Plus d’information sur l’appel à la grève et à la manifestation national sur le site de l’UNSA Territoriaux : Mobilisation le 8 mars pour l’égalité entre les femmes et les hommes (unsa-territoriaux.org)
A la Région, nous demandons toujours un travail systémique pour lutter vraiment – et pas seulement en surface – contre les inégalités.
Nous sommes convaincu.e.s que toute action en faveur de l’égalité bénéficie à tous et à toutes et pas seulement aux cibles directes.

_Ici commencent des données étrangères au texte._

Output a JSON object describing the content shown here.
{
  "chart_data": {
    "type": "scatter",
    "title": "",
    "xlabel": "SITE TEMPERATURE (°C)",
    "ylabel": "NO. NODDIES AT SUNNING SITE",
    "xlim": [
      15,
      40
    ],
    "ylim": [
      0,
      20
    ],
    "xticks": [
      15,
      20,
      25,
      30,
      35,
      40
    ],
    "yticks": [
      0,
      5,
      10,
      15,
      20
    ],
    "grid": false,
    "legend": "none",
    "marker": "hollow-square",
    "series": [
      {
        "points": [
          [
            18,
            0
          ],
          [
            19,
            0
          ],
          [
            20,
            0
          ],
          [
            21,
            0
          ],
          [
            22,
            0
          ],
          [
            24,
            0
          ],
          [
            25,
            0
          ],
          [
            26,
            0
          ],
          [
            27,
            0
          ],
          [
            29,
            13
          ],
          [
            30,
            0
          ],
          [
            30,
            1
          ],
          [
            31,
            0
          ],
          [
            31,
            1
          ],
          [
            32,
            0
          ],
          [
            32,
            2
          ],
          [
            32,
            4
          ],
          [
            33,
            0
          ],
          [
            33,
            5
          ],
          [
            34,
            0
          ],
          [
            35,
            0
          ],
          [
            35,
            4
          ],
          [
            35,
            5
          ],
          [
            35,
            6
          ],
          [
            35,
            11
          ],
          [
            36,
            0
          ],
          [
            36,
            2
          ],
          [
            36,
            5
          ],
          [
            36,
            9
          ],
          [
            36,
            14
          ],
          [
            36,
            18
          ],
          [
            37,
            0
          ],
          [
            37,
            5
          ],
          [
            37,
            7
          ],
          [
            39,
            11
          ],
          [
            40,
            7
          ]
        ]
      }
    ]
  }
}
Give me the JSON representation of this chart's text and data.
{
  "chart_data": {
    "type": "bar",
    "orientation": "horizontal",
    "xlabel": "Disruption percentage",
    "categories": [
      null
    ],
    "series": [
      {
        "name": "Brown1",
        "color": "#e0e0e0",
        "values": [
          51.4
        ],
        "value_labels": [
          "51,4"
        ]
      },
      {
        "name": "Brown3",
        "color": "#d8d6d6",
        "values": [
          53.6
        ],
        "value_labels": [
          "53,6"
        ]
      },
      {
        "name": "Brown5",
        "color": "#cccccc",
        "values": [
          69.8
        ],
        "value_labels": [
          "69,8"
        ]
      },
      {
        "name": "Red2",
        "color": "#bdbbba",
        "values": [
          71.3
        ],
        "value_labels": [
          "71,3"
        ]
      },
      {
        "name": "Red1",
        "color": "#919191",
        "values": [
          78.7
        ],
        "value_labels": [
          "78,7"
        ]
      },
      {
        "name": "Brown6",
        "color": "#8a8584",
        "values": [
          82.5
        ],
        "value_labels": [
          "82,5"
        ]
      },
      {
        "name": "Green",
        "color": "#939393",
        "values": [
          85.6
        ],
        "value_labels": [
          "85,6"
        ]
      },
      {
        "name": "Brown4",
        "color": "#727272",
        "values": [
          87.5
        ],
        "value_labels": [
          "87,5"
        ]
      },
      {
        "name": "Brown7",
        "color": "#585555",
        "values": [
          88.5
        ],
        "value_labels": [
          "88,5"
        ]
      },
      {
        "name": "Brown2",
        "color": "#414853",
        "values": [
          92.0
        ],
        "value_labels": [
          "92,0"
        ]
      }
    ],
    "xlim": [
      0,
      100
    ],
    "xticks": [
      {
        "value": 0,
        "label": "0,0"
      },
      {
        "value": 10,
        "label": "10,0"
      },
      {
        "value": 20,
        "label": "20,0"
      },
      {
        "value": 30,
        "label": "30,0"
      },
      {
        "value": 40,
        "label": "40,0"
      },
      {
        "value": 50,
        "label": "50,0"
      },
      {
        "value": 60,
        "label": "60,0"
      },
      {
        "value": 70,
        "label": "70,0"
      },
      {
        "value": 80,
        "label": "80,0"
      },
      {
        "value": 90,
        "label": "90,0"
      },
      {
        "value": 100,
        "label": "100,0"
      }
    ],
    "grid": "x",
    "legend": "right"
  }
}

Quand un trottoir est aménagé pour permettre aux personnes en fauteuil roulant de circuler correctement, cela facile bien sûr la vie des parents avec une poussette, mais aussi de jeunes parfaitement valides et alertes qui transportent une valise à roulette.
Quand nous luttons pour l’égalité entre les femmes et les hommes, nous demandons d’avancer vers une fonctionnement qui soit sécurisé pour tous et toutes – non, tous les hommes ne sont pas à l’aise avec les blagues graveleuses même s’ils n’en sont pas les cibles directes – mais aussi propice à l’articulation entre la vie professionnelle et la vie personnelle – des horaires raisonnables permettent aux mères d’aller chercher leur enfant certes, mais de nos jours heureusement des pères souhaitent aussi s’investir dans leur rôle parental, et les collègues qui n’ont pas ou plus d’enfants à charge peuvent – soyons fous – avoir des activités culturelles, sportives, associatives, ou juste le besoin de souffler un peu au calme.
Les représentant.e.s de l’UNSA sont intervenu.e.s dans ce sens lors du dernier Comité social territorial à propos du plan d’action pour l’égalité entre les femmes et les hommes.
Il nous apparaît nécessaire et urgent de construire une politique globale et systémique, le plan d’actions repose sur des actions isolées qui sont positives et utiles, mais ne changent pas réellement la donne en profondeur.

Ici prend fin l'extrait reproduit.